L’autre pandémie

Ma femme est infirmière. Elle travaille dans l’un des grands CHU de Wallonie. Durant des années, elle est rentrée le soir complètement exténuée, au terme de journées marathon qui succédaient les unes aux autres. Très régulièrement, au cours de son service, elle n’avait eu le temps ni de s’asseoir, ni de manger, ni même d’aller aux toilettes certains jours.

Victime du manque constant de personnel dans son unité, il lui fallait prodiguer des soins à la chaîne, s’efforçant malgré tout de les administrer selon l’art de sa profession, à défaut trop souvent de ne pouvoir y ajouter ce qui fait pourtant la beauté et la dignité de ce merveilleux métier de soignant : saisir la main ouverte d’un patient en détresse, s’asseoir cinq minutes sur son lit pour le réconforter ou simplement l’écouter, s’arrêter pour rassurer des proches inquiets… Pas le temps pour le supplément d’âme. Courir. Foncer. Se hâter. Urgence à tous les étages. L’habitude avait creusé l’ornière.

Le sous-effectif chronique n’était pas l’unique gangrène du monde hospitalier mis en coupe réglée par des comptables-inquisiteurs qui avaient pour mission de contingenter la souffrance, de convertir les malades en quotas et de ramener l’humain à des formules de tableaux Excell. Non, on la forçait également à trahir le beau serment de Florence Nightingale, « …Je ferai tout ce qui est en mon pouvoir pour maintenir et promouvoir les standards de ma profession… », en privilégiant les actes les plus rentables, en multipliant les procédures administratives débilitantes, en raccourcissant les séjours de patients poussés vers la sortie et condamnés à soigner leurs complications en ambulatoire, en fermant des services jugés non profitables. Au bout du compte, le malade payait l’addition.

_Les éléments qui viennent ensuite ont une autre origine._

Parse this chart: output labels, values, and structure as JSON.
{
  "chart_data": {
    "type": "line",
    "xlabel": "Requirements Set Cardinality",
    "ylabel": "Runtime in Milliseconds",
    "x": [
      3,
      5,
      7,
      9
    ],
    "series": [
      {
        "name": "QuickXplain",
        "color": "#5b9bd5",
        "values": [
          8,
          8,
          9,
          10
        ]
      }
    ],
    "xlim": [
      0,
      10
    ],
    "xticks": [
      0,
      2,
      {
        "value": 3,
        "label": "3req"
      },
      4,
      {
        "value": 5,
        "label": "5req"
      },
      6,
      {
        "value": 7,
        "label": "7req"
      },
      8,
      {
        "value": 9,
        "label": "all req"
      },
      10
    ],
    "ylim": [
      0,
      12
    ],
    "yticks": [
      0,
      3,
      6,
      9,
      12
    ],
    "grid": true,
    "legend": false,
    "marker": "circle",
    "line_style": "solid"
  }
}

Dans son jargon infirmier, tout un vocable inattendu a fait son apparition. Des termes tels que « budgetisation », « rentabilité », « polyvalence », « coûts », « ratios », « performance », « bénéfices», « clients », etc., ont peu à peu constitué le champ lexical de cette novlangue managériale que l’on parle désormais aussi dans l’hôpital public.

Le temps passant, elle était de plus en plus oppressée. C’était dû aux journées harassantes certes, mais plus encore au double carcan administratif et budgétaire sans cesse resserré autour de sa blouse blanche qui comprimait son souffle vital. Autour d’elle, les rangs s’éclaircissaient. Démissions, burn-out, dépressions, suicides. Les places laissées vacantes le restaient. Le bilan comptable avait meilleure mine et les rescapées tiraient un peu plus sur la corde pour pallier les défections. Il arrivait cependant qu’on doive procéder à de nouveaux engagements. Dans ce cas, des aides-soignantes promues à la va-vite faisaient avantageusement l’affaire.